What’s up with the Tele?

Advocates of Tele-care, and Assisted Living Technologies generally, believe they can save Scotland blowing its health budget; by enabling more older people to live independently, and so relieving pressure on hospital services.  But does the reality match the hype, asks Doug Anthoney?

Assisted Living Technology on display at Age Scotland's Nicolson Street Shop.

Assisted Living Technology on display at Age Scotland’s Nicolson Street Shop.

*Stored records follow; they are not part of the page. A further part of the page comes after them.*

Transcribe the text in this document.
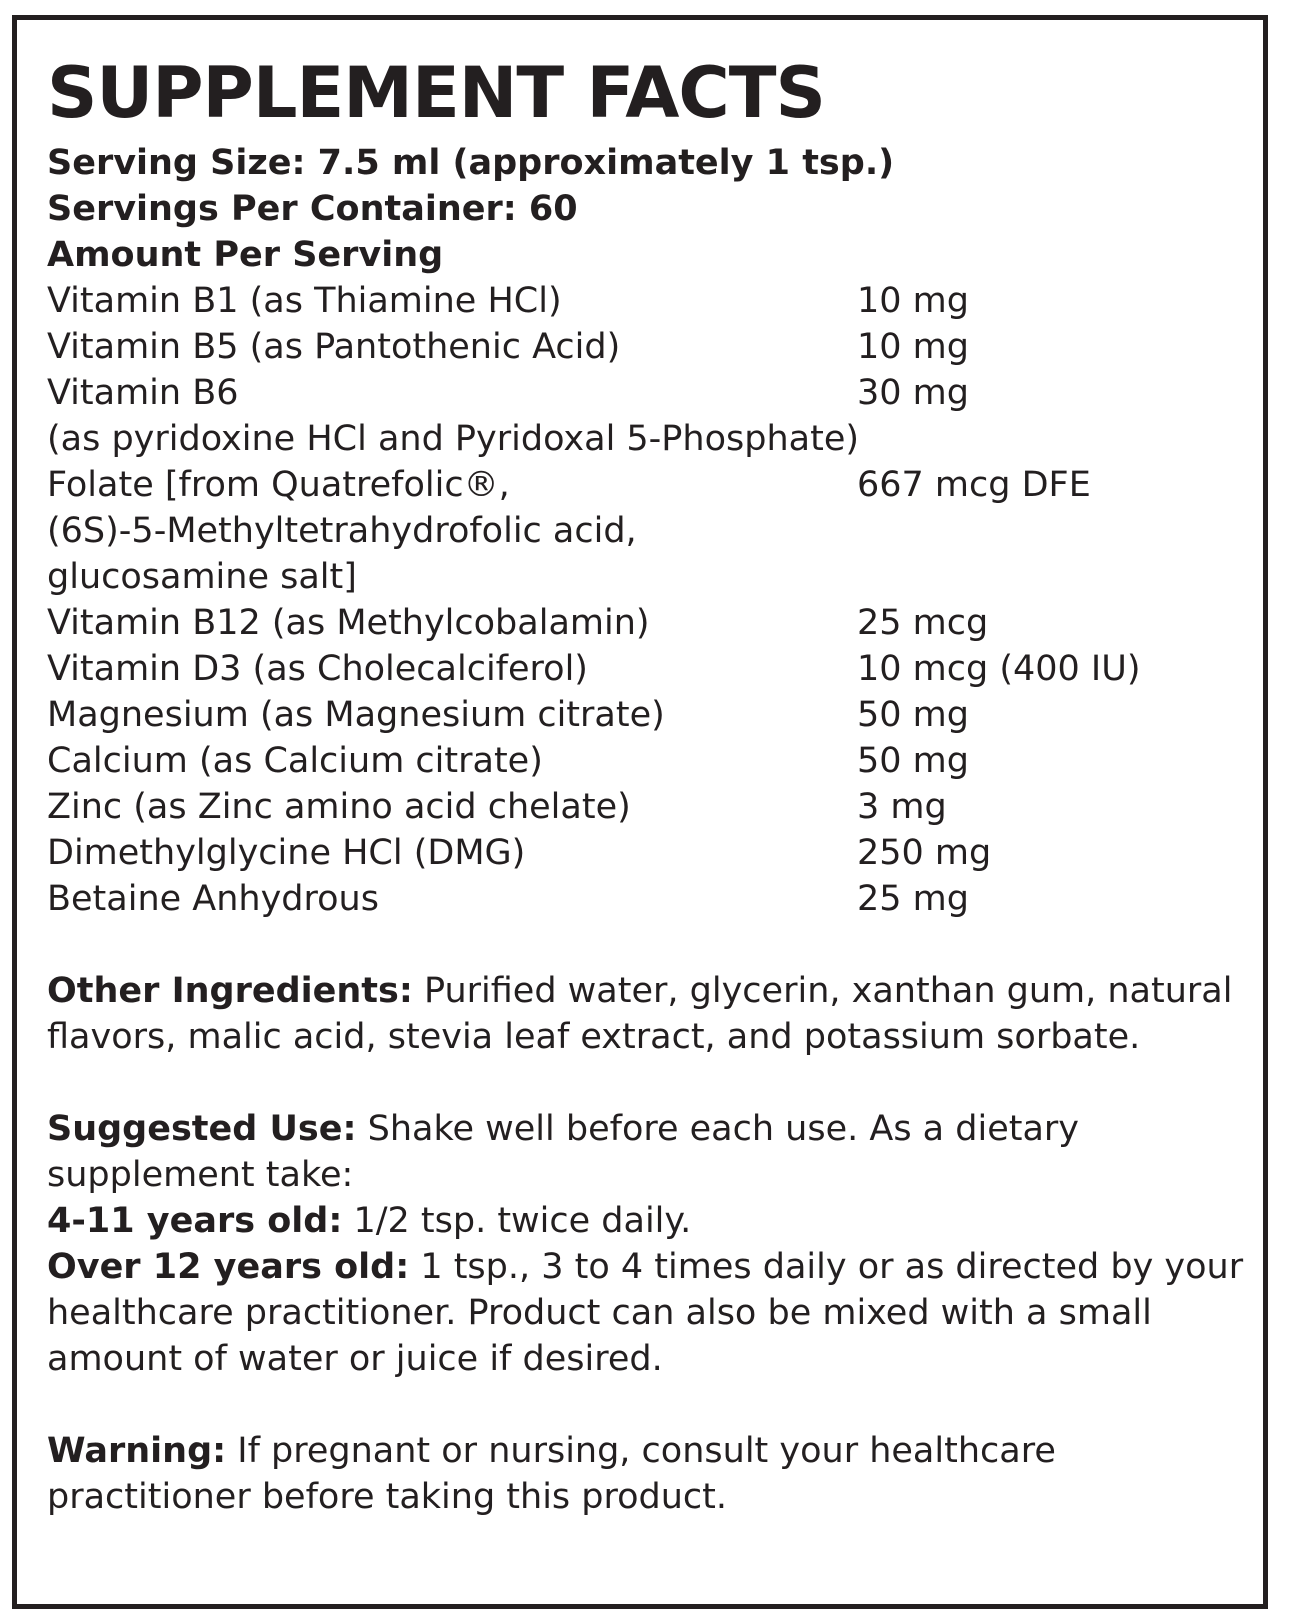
SUPPLEMENT FACTS
Serving Size: 7.5 ml (approximately 1 tsp.)
Servings Per Container: 60
Amount Per Serving
Vitamin B1 (as Thiamine HCl)	10 mg
Vitamin B5 (as Pantothenic Acid)	10 mg
Vitamin B6
(as pyridoxine HCl and Pyridoxal 5-Phosphate)
30 mg
Folate [from Quatrefolic®,
(6S)-5-Methyltetrahydrofolic acid,
glucosamine salt]
667 mcg DFE
Vitamin B12 (as Methylcobalamin)	25 mcg
Vitamin D3 (as Cholecalciferol)	10 mcg (400 IU)
Magnesium (as Magnesium citrate)	50 mg
Calcium (as Calcium citrate)	50 mg
Zinc (as Zinc amino acid chelate)	3 mg
Dimethylglycine HCl (DMG)	250 mg
Betaine Anhydrous	25 mg
Other Ingredients: Purified water, glycerin, xanthan gum, natural flavors, malic acid, stevia leaf extract, and potassium sorbate.
Suggested Use: Shake well before each use. As a dietary supplement take:
4-11 years old: 1/2 tsp. twice daily.
Over 12 years old: 1 tsp., 3 to 4 times daily or as directed by your healthcare practitioner. Product can also be mixed with a small amount of water or juice if desired.
Warning: If pregnant or nursing, consult your healthcare practitioner before taking this product.
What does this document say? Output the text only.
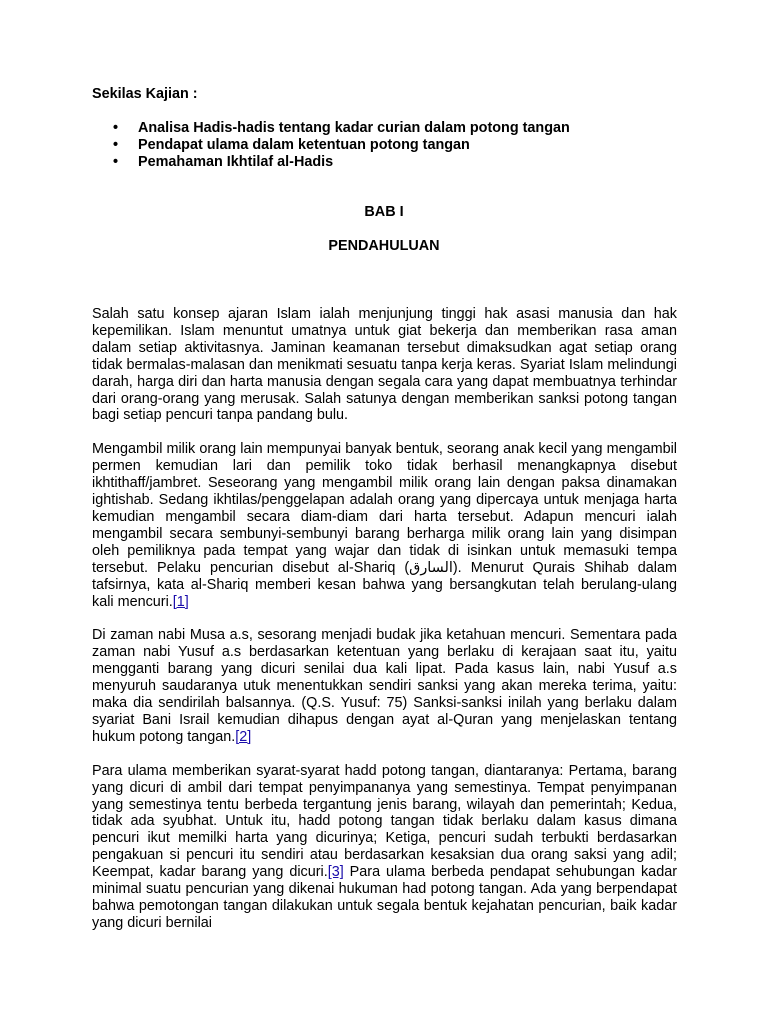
Sekilas Kajian :

• Analisa Hadis-hadis tentang kadar curian dalam potong tangan
• Pendapat ulama dalam ketentuan potong tangan
• Pemahaman Ikhtilaf al-Hadis

BAB I

PENDAHULUAN

Salah satu konsep ajaran Islam ialah menjunjung tinggi hak asasi manusia dan hak kepemilikan. Islam menuntut umatnya untuk giat bekerja dan memberikan rasa aman dalam setiap aktivitasnya. Jaminan keamanan tersebut dimaksudkan agat setiap orang tidak bermalas-malasan dan menikmati sesuatu tanpa kerja keras. Syariat Islam melindungi darah, harga diri dan harta manusia dengan segala cara yang dapat membuatnya terhindar dari orang-orang yang merusak. Salah satunya dengan memberikan sanksi potong tangan bagi setiap pencuri tanpa pandang bulu.

Mengambil milik orang lain mempunyai banyak bentuk, seorang anak kecil yang mengambil permen kemudian lari dan pemilik toko tidak berhasil menangkapnya disebut ikhtithaff/jambret. Seseorang yang mengambil milik orang lain dengan paksa dinamakan ightishab. Sedang ikhtilas/penggelapan adalah orang yang dipercaya untuk menjaga harta kemudian mengambil secara diam-diam dari harta tersebut. Adapun mencuri ialah mengambil secara sembunyi-sembunyi barang berharga milik orang lain yang disimpan oleh pemiliknya pada tempat yang wajar dan tidak di isinkan untuk memasuki tempa tersebut. Pelaku pencurian disebut al-Shariq (السارق). Menurut Qurais Shihab dalam tafsirnya, kata al-Shariq memberi kesan bahwa yang bersangkutan telah berulang-ulang kali mencuri.[1]

Di zaman nabi Musa a.s, sesorang menjadi budak jika ketahuan mencuri. Sementara pada zaman nabi Yusuf a.s berdasarkan ketentuan yang berlaku di kerajaan saat itu, yaitu mengganti barang yang dicuri senilai dua kali lipat. Pada kasus lain, nabi Yusuf a.s menyuruh saudaranya utuk menentukkan sendiri sanksi yang akan mereka terima, yaitu: maka dia sendirilah balsannya. (Q.S. Yusuf: 75) Sanksi-sanksi inilah yang berlaku dalam syariat Bani Israil kemudian dihapus dengan ayat al-Quran yang menjelaskan tentang hukum potong tangan.[2]

Para ulama memberikan syarat-syarat hadd potong tangan, diantaranya: Pertama, barang yang dicuri di ambil dari tempat penyimpananya yang semestinya. Tempat penyimpanan yang semestinya tentu berbeda tergantung jenis barang, wilayah dan pemerintah; Kedua, tidak ada syubhat. Untuk itu, hadd potong tangan tidak berlaku dalam kasus dimana pencuri ikut memilki harta yang dicurinya; Ketiga, pencuri sudah terbukti berdasarkan pengakuan si pencuri itu sendiri atau berdasarkan kesaksian dua orang saksi yang adil; Keempat, kadar barang yang dicuri.[3] Para ulama berbeda pendapat sehubungan kadar minimal suatu pencurian yang dikenai hukuman had potong tangan. Ada yang berpendapat bahwa pemotongan tangan dilakukan untuk segala bentuk kejahatan pencurian, baik kadar yang dicuri bernilai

The shoes are a give-away – literally.  They’ve got tracking devices in the heels so that, using Global Positioning System (GPS) technology, the wearer can be traced by satellite.  This made some delegates at a recent conference run by the COBALT project (Challenging Obstacles and Barriers to Assistive Living Technologies) uncomfortable.  Can we be sure the wearer has consented, they asked? Is it ethical? However I also spoke to a Tele-care professional excited by the potential of a GPS pendant being piloted by her local authority.  A wearer who became confused or lost could use it to request directions from a dedicated call centre, or to speak two trusted contacts; who in turn could text for their location as a Google map.  With safeguards, she believed this could help many vulnerable people remain both independent and safe.  We also heard about a couple who had gained peace of mind with installation of a doorway sensor, so that the wife would no longer be worried she would sleep through her husband’s night-time wandering.

The devices currently on offer are a mixed bag.  There was an environmental remote control to operate lights and draw curtains, potentially of use to someone who is bed bound.  There was a medication dispenser, as complex and fiddly as a Rubik’s Cube, but potentially useful where there was a carer who had the time and skills to learn and manage its operation.  Not all of it was high tech – perhaps the most well received bit of kit, by both professionals and older COBALT project participants – was a key safe with a simple four digit combination that would allow a care worker or family member to get into someone’s house in an emergency.  A key finding of COBALT is that age isn’t a barrier to using technology; however people tend not to value or keep using devices unless they can easily learn their operation by playing with them.

The potential of mainstream technology became evident when we heard Brian’s inspirational story.  When he was diagnosed with dementia Brian lost his confidence with devices as simple as the TV remote control. However since participating in COBALT he has learned how to use tablet computers and smart phones, enriching his life and enabling him to be independent when it comes to tasks such as booking travel.  He says: “I am proof positive that new skills can be learned, especially with new technology.” You can find out more about Brian on his blog.

Age Scotland’s new partnership with Action on Hearing Loss and RNIB is enabling us to encourage use of technology to improve quality of life for hearing or sight impaired older people.  At ourEdinburgh Nicolson Street shop you can see what’s on offer (see picture).  We’re hoping to roll this out to more of our shops, starting very shortly with Bathgate.

Doug Anthoney is Age Scotland Communication and Campaigns Officer.